Greetings all, I'm using logistic regression to investigate mortality of trees. I'm using AIC to compare models, and I'm wondering if I should use AICc instead of AIC. Burnham and Anderson [1] recommend using AICc when n/K < 40. But what do I consider for n? The logistic regression is based on 2811 observations (334 trees observed annually for <= 10 yr), but I've only observed 32 deaths. Harrell [2] would consider 32 to be the "limiting sample size" for determining the feasible number of predictor variables. Is AIC the same? Should I use 2811, 334, or 32 to figure out AICc? Thanks for any help. Sincerely, Matt [1] Burnham K. and D. Anderson. 2002. Model selection and multi-model inference: a practical information-theoretic approach. Springer. [2] Harrell, F. 2001. Regression modeling strategies. Springer.
Corrected AIC for binary response variables?
4 messages · Matthew Landis, Ben Bolker, Mark_Wotawa at nps.gov +1 more
Landis, R Matthew wrote:
Greetings all, I'm using logistic regression to investigate mortality of trees. I'm using AIC to compare models, and I'm wondering if I should use AICc instead of AIC. Burnham and Anderson [1] recommend using AICc when n/K < 40. But what do I consider for n? The logistic regression is based on 2811 observations (334 trees observed annually for <= 10 yr), but I've only observed 32 deaths. Harrell [2] would consider 32 to be the "limiting sample size" for determining the feasible number of predictor variables. Is AIC the same? Should I use 2811, 334, or 32 to figure out AICc?
Great question. I think I would probably go with 32, but I'd like to hear other opinions. Ben Bolker
Good question, Burnham and Anderson 2002 (p332) mention but don't elaborate on the issue. Intuitively it seems it would -not- be 2811 as you'd have something along the lines of pseudo-replication. B&A also mention in a capture-recapture context that 334 could be n for survival and 2811 could be n for recapture.
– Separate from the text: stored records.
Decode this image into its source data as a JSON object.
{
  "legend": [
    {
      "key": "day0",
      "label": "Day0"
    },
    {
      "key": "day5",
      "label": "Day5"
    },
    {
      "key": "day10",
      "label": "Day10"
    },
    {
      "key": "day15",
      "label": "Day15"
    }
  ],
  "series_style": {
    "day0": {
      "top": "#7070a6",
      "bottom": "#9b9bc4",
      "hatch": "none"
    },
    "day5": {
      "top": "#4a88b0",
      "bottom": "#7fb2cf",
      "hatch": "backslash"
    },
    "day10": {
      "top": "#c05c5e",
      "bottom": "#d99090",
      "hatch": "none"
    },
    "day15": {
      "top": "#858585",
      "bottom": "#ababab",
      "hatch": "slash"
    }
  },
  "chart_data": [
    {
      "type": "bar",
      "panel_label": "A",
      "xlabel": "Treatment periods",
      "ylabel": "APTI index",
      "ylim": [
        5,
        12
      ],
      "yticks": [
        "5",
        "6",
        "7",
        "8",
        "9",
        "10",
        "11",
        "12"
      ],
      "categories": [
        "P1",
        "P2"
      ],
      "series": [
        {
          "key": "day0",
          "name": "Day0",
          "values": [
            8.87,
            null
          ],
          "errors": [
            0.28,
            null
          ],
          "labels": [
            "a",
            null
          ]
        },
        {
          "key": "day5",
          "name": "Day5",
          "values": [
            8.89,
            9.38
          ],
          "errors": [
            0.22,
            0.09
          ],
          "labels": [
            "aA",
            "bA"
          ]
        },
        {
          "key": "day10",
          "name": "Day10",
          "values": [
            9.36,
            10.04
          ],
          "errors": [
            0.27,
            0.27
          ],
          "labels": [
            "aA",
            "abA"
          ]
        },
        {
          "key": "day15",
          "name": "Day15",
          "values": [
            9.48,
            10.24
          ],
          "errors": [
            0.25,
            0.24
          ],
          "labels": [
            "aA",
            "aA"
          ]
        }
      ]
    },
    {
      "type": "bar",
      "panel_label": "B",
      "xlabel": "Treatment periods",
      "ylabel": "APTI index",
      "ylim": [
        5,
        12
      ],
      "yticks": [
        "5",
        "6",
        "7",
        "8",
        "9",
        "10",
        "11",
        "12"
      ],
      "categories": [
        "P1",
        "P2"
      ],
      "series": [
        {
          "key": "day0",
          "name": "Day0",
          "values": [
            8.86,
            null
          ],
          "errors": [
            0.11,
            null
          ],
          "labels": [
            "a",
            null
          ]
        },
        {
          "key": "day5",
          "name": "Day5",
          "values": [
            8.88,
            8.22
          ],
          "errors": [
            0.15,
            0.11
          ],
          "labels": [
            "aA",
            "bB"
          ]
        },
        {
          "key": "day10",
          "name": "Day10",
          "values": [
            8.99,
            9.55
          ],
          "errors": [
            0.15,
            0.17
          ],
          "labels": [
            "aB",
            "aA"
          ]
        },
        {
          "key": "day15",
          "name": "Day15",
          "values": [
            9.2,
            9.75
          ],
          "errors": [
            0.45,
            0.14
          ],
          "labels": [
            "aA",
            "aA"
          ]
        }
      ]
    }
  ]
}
So, applied to your situation, you're recapture rate is 1, which leads to my (again intuitive) guess that 334 would be appropriate. This gives you only about 8 parameters before you should be using the AICc according to the n/K < 40 rule, so I'd use AICc regardless. If you come up with something concrete on this, it would be great to know more. Regards, Mark *************************************************************** Mark A. Wotawa Quantitative Ecologist National Park Service Biological Resources Management Division 1201 Oak Ridge Drive, Suite 200 Fort Collins, CO 80525-5589 Office: 970-225-3567 FAX: 970-225-3585 Email: mark_wotawa at nps.gov *************************************************************** Greetings all, I'm using logistic regression to investigate mortality of trees. I'm using AIC to compare models, and I'm wondering if I should use AICc instead of AIC. Burnham and Anderson [1] recommend using AICc when n/K < 40. But what do I consider for n? The logistic regression is based on 2811 observations (334 trees observed annually for <= 10 yr), but I've only observed 32 deaths. Harrell [2] would consider 32 to be the "limiting sample size" for determining the feasible number of predictor variables. Is AIC the same? Should I use 2811, 334, or 32 to figure out AICc? Thanks for any help. Sincerely, Matt [1] Burnham K. and D. Anderson. 2002. Model selection and multi-model inference: a practical information-theoretic approach. Springer. [2] Harrell, F. 2001. Regression modeling strategies. Springer. _______________________________________________ R-sig-ecology mailing list R-sig-ecology at r-project.org https://stat.ethz.ch/mailman/listinfo/r-sig-ecology
I'm using logistic regression to investigate mortality of trees. I'm using AIC to compare models, and I'm wondering if I should use AICc instead of AIC. Burnham and Anderson [1] recommend using AICc when n/K < 40.
B&A 2002 is not as forceful on this as they are in person or in later work. Basically, it's a non-issue. AICc approaches AIC with large sample sizes (relative to the number of parameters), so just calculate AICc. Always.
But what do I consider for n?
I agree with Ben that this is a great question, and I doubt there is a single right answer. The capture-recapture world has converged on some general agreement in many of those models, but disagreement still exists and may never be resolved. The lazy, conservative approach in this case would be to take the value amongst the sensible ones that generates the smallest N:K ratio. Or, calculate the model selection stats for the range of the sensible numbers and see if it changes inference. It might not, and then you have nothing to worry about.